No Brasil, por exemplo, quando as embalagens cartonadas surgiram no mercado, em companhia da tecnologia do processamento térmico de ultrapasteurização - mais conhecido por UHT -, permitiu-se que o leite fosse distribuído em distâncias crescentes dos centros de produção, mudando de forma definitiva o mapa de produção de leite no país. Desta forma, regiões produtoras tradicionais, como o leste de São Paulo, o Sul de Minas e o Rio de Janeiro, que tinham praticamente uma segura reserva de mercado, já que o leite não poderia vir de longe, perderam espaço para novas regiões, como o Centro-Oeste, o Oeste de Minas Gerais, São Paulo e Paraná, e o Sul do país.
Com o desenvolvimento das embalagens cartonadas, as indústrias de alimentos registraram uma mudança extraordinária na distribuição dos seus produtos. Para os laticínios, mais precisamente para o leite UHT, foi esse tipo de embalagem que promoveu proteção suficiente a ponto de garantir a manutenção da qualidade, por um longo prazo, sem a necessidade de refrigeração e uso de conservantes.
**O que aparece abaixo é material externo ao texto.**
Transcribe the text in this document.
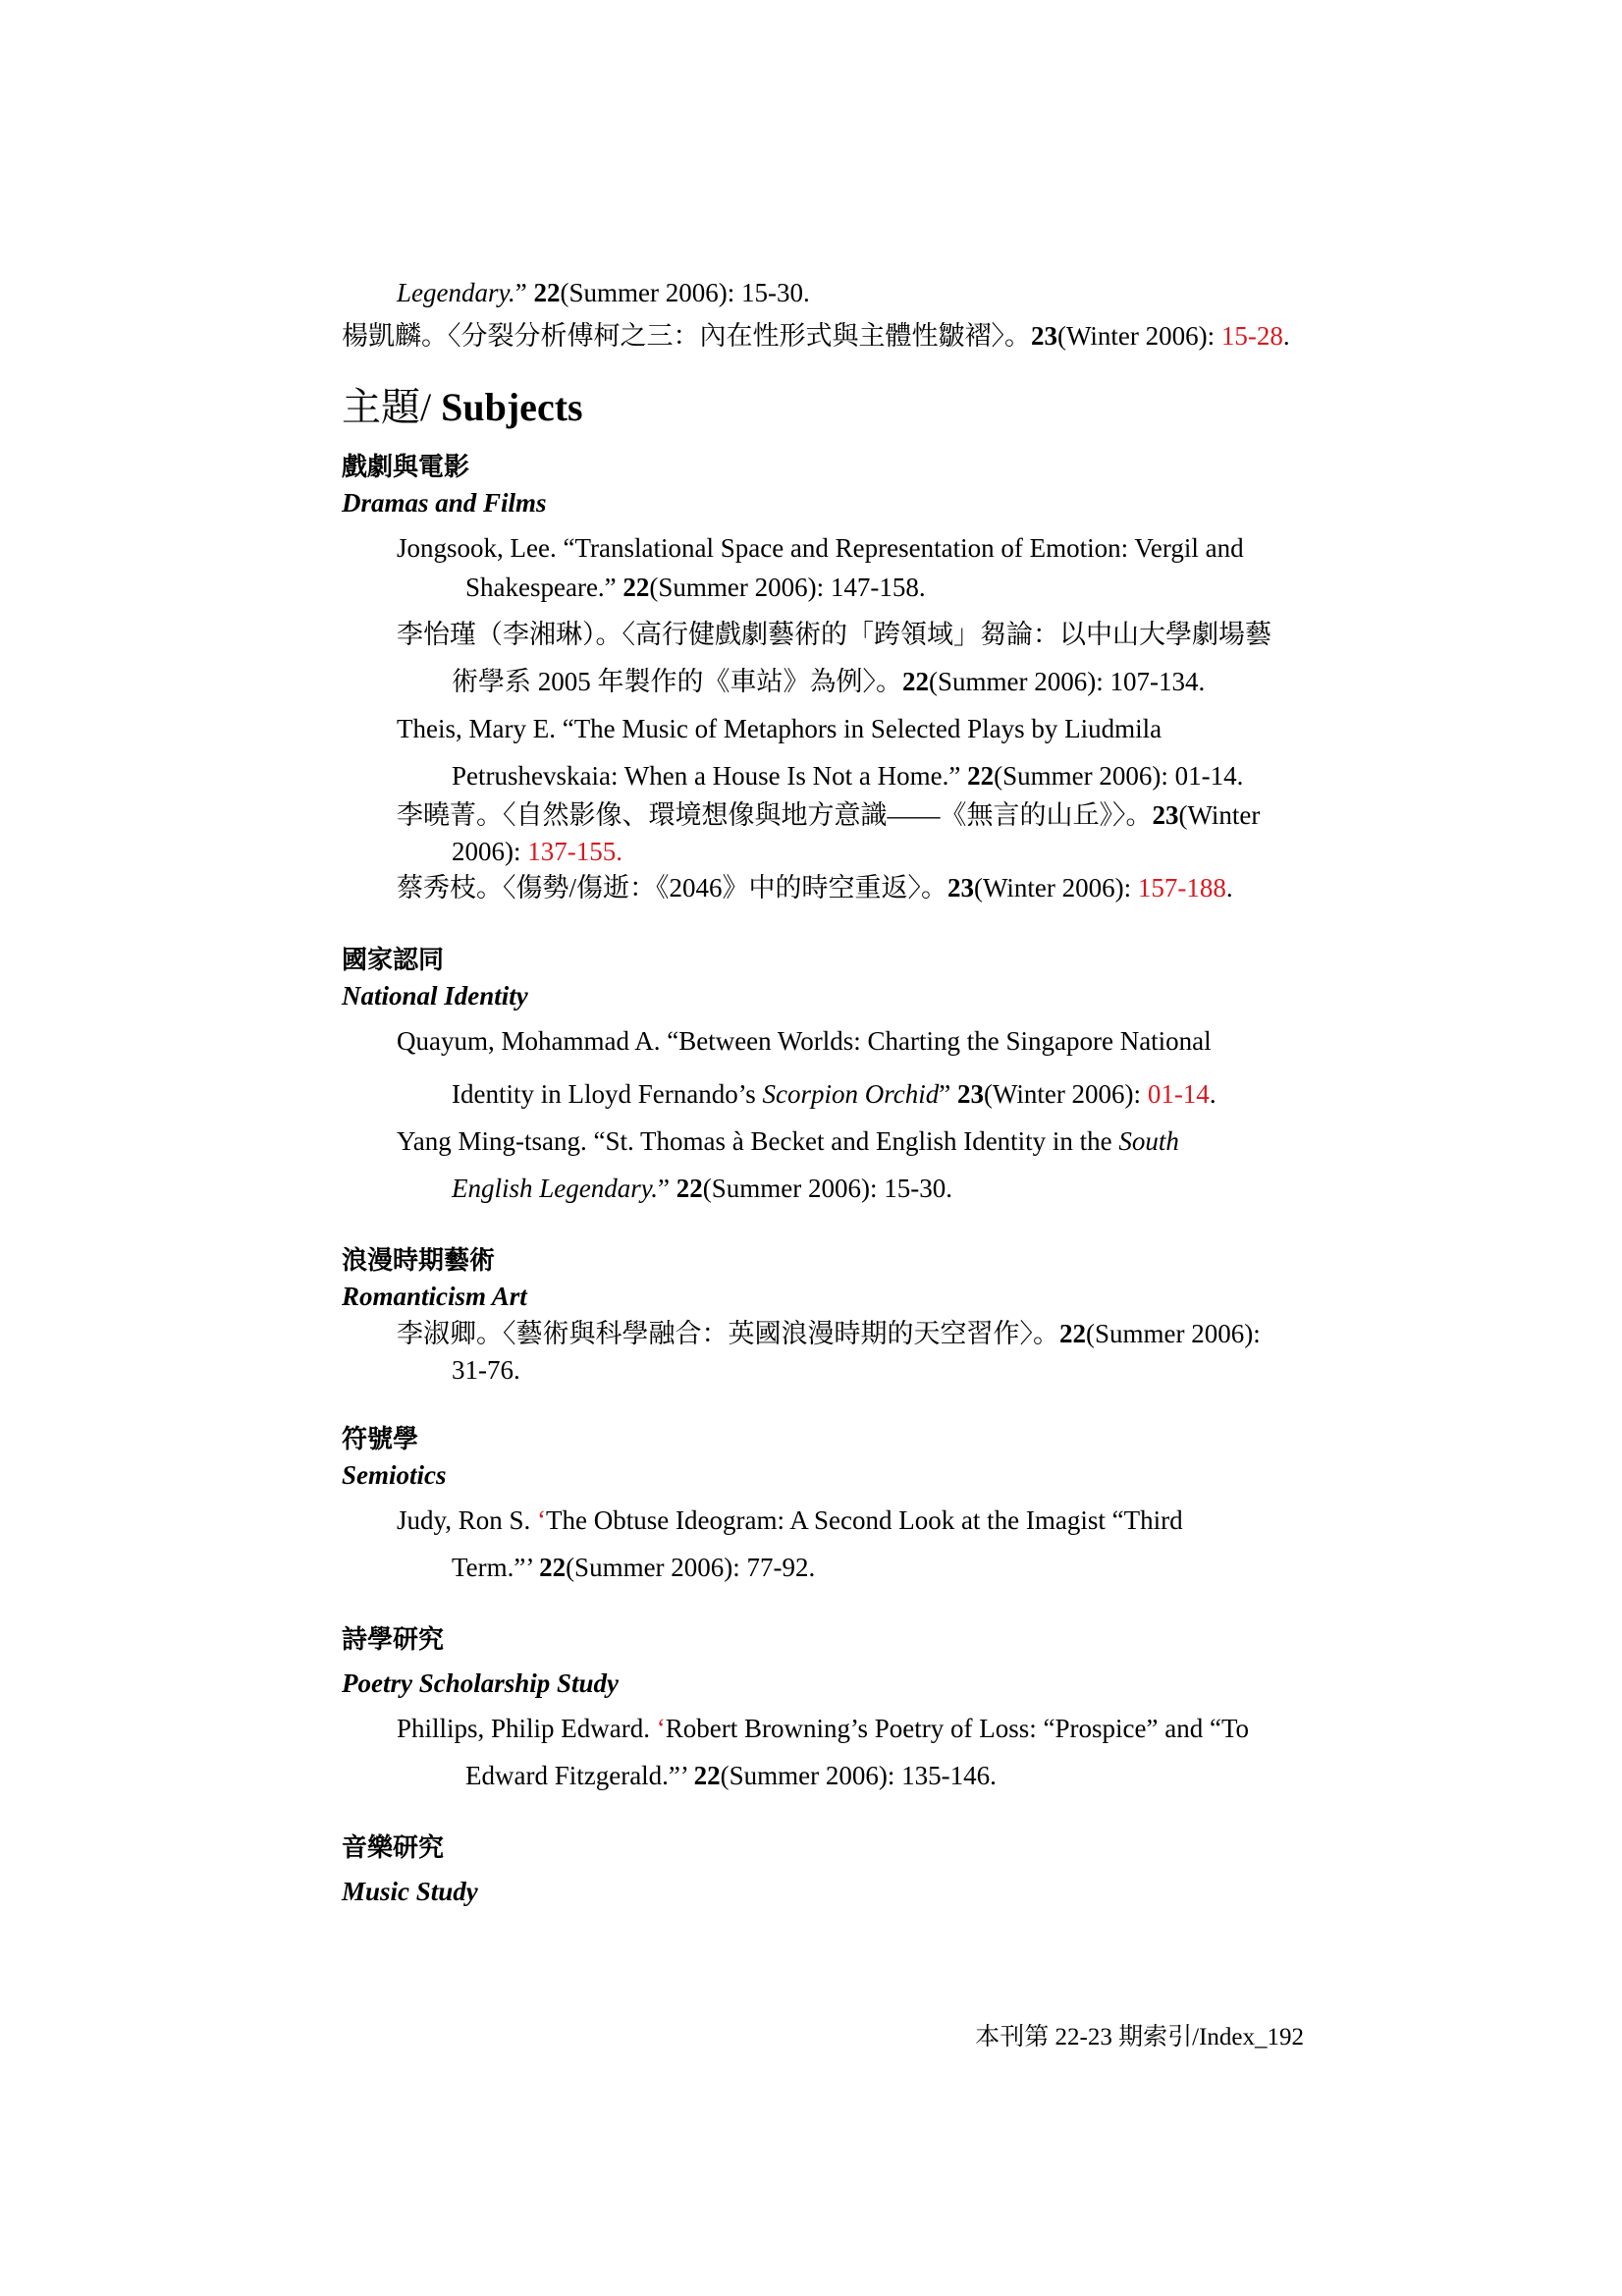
Legendary.” 22(Summer 2006): 15-30.
楊凱麟。〈分裂分析傅柯之三：內在性形式與主體性皺褶〉。23(Winter 2006): 15-28.
主題/ Subjects
戲劇與電影
Dramas and Films
Jongsook, Lee. “Translational Space and Representation of Emotion: Vergil and
Shakespeare.” 22(Summer 2006): 147-158.
李怡瑾（李湘琳）。〈高行健戲劇藝術的「跨領域」芻論：以中山大學劇場藝
術學系 2005 年製作的《車站》為例〉。22(Summer 2006): 107-134.
Theis, Mary E. “The Music of Metaphors in Selected Plays by Liudmila
Petrushevskaia: When a House Is Not a Home.” 22(Summer 2006): 01-14.
李曉菁。〈自然影像、環境想像與地方意識——《無言的山丘》〉。23(Winter
2006): 137-155.
蔡秀枝。〈傷勢/傷逝：《2046》中的時空重返〉。23(Winter 2006): 157-188.
國家認同
National Identity
Quayum, Mohammad A. “Between Worlds: Charting the Singapore National
Identity in Lloyd Fernando’s Scorpion Orchid” 23(Winter 2006): 01-14.
Yang Ming-tsang. “St. Thomas à Becket and English Identity in the South
English Legendary.” 22(Summer 2006): 15-30.
浪漫時期藝術
Romanticism Art
李淑卿。〈藝術與科學融合：英國浪漫時期的天空習作〉。22(Summer 2006):
31-76.
符號學
Semiotics
Judy, Ron S. ‘The Obtuse Ideogram: A Second Look at the Imagist “Third
Term.”’ 22(Summer 2006): 77-92.
詩學研究
Poetry Scholarship Study
Phillips, Philip Edward. ‘Robert Browning’s Poetry of Loss: “Prospice” and “To
Edward Fitzgerald.”’ 22(Summer 2006): 135-146.
音樂研究
Music Study
本刊第 22-23 期索引/Index_192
Contudo, a ultrapasteurização também verifica novidades, tanto no segmento de embalagens cartonadas, como também pela utilização de outros materiais que garantem a preservação sem a necessidade de refrigeração. Entre as novidades, estão as embalagens PET que, apesar de representarem uma fração pequena do mercado de UHT (não há dados oficiais disponíveis sobre isso), ao menos mudaram o visual das gôndolas de leite nos supermercados, antes totalmente dominadas pelas cartonadas.
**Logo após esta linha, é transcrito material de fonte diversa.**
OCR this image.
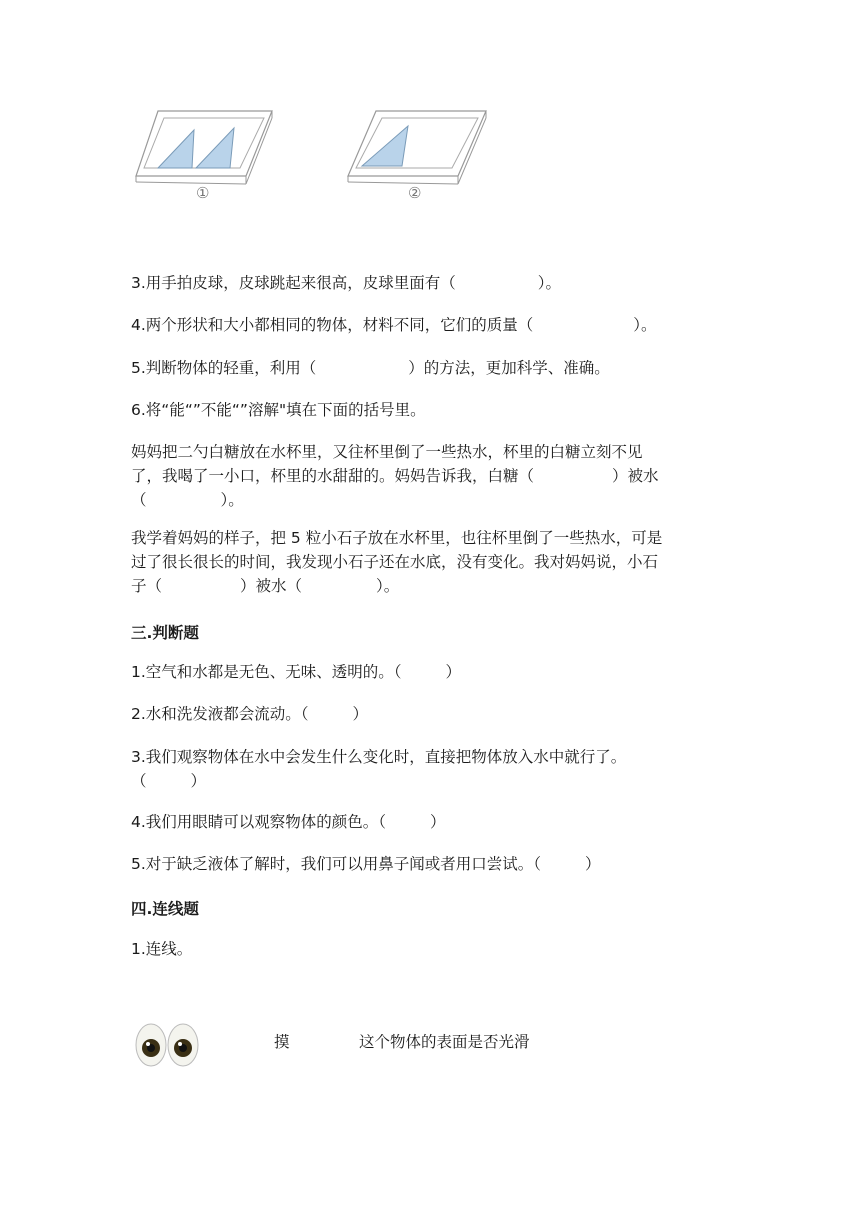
①	②
3.用手拍皮球，皮球跳起来很高，皮球里面有（	）。
4.两个形状和大小都相同的物体，材料不同，它们的质量（	）。
5.判断物体的轻重，利用（	）的方法，更加科学、准确。
6.将“能“”不能“”溶解"填在下面的括号里。
妈妈把二勺白糖放在水杯里，又往杯里倒了一些热水，杯里的白糖立刻不见
了，我喝了一小口，杯里的水甜甜的。妈妈告诉我，白糖（	）被水
（	）。
我学着妈妈的样子，把 5 粒小石子放在水杯里，也往杯里倒了一些热水，可是
过了很长很长的时间，我发现小石子还在水底，没有变化。我对妈妈说，小石
子（	）被水（	）。
三.判断题
1.空气和水都是无色、无味、透明的。（	）
2.水和洗发液都会流动。（	）
3.我们观察物体在水中会发生什么变化时，直接把物体放入水中就行了。
（	）
4.我们用眼睛可以观察物体的颜色。（	）
5.对于缺乏液体了解时，我们可以用鼻子闻或者用口尝试。（	）
四.连线题
1.连线。
摸	这个物体的表面是否光滑
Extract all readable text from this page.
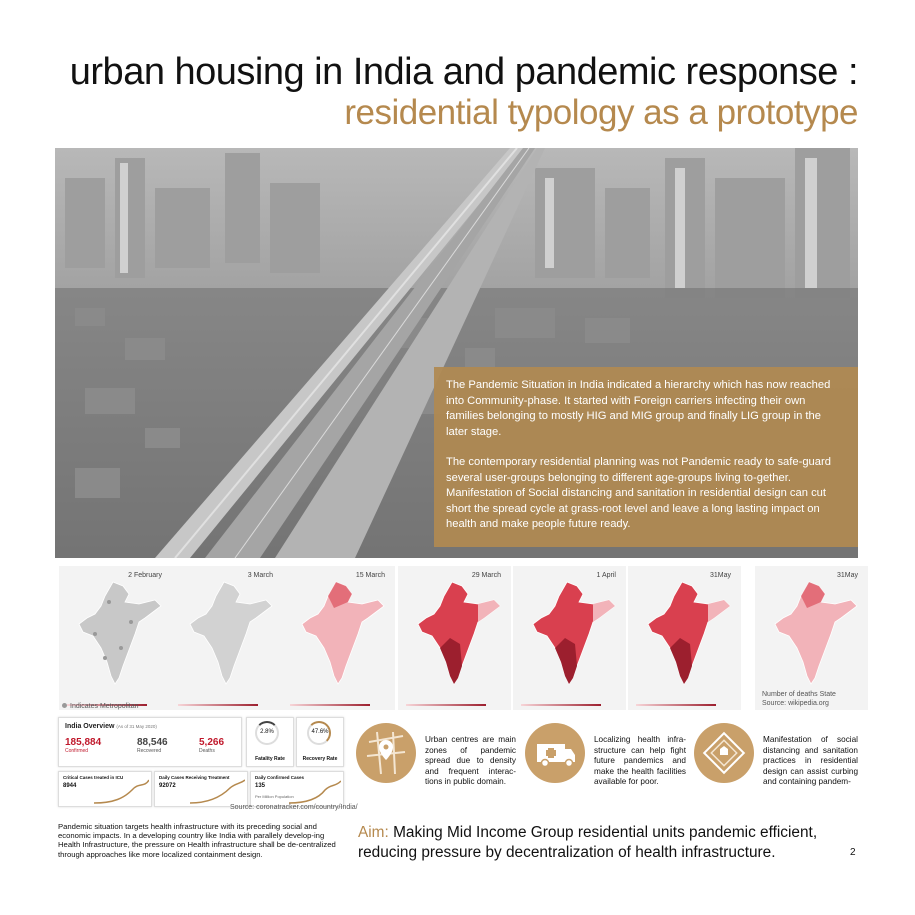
urban housing in India and pandemic response :
residential typology as a prototype

The Pandemic Situation in India indicated a hierarchy which has now reached into Community-phase. It started with Foreign carriers infecting their own families belonging to mostly HIG and MIG group and finally LIG group in the later stage.

The contemporary residential planning was not Pandemic ready to safe-guard several user-groups belonging to different age-groups living to-gether. Manifestation of Social distancing and sanitation in residential design can cut short the spread cycle at grass-root level and leave a long lasting impact on health and make people future ready.

2 February	3 March	15 March	29 March	1 April	31May	31May
Indicates Metropolitan
Number of deaths State
Source: wikipedia.org
India Overview (As of 31 May 2020)
185,884
Confirmed
88,546
Recovered
5,266
Deaths
2.8%
Fatality Rate
47.6%
Recovery Rate
Critical Cases treated in ICU
8944
Daily Cases Receiving Treatment
92072
Daily Confirmed Cases
135
Per Million Population
Source: coronatracker.com/country/India/
Pandemic situation targets health infrastructure with its preceding social and economic impacts. In a developing country like India with parallely develop-ing Health Infrastructure, the pressure on Health infrastructure shall be de-centralized through approaches like more localized containment design.
Urban centres are main zones of pandemic spread due to density and frequent interac-tions in public domain.
Localizing health infra-structure can help fight future pandemics and make the health facilities available for poor.
Manifestation of social distancing and sanitation practices in residential design can assist curbing and containing pandem-
Aim: Making Mid Income Group residential units pandemic efficient, reducing pressure by decentralization of health infrastructure.	2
Nesse sentido, utilizar uma embalagem para leite longa vida que se diferenciasse das cartonadas assépticas foi um dos pontos priorizados pela Shefa, indústria de leite do interior de São Paulo, e pela Leitíssimo, no oeste da Bahia, no desenvolvimento de suas novas garrafas. O objetivo era que, diante da concorrência e as constantes alterações de exigências dos consumidores, pudessem garantir um melhor posicionamento no mercado. Fábio Salik, da Logoplaste – multinacional de origem portuguesa que está no Brasil desde 1990 e responsável pela fabricação das garrafas PET da Shefa - diz que é fácil perceber no ponto de venda a boa aceitação do produto. Segundo ele, o design do frasco remete as antigas garrafas de vidro, o que facilita a aceitação pelo consumidor (imagem 1).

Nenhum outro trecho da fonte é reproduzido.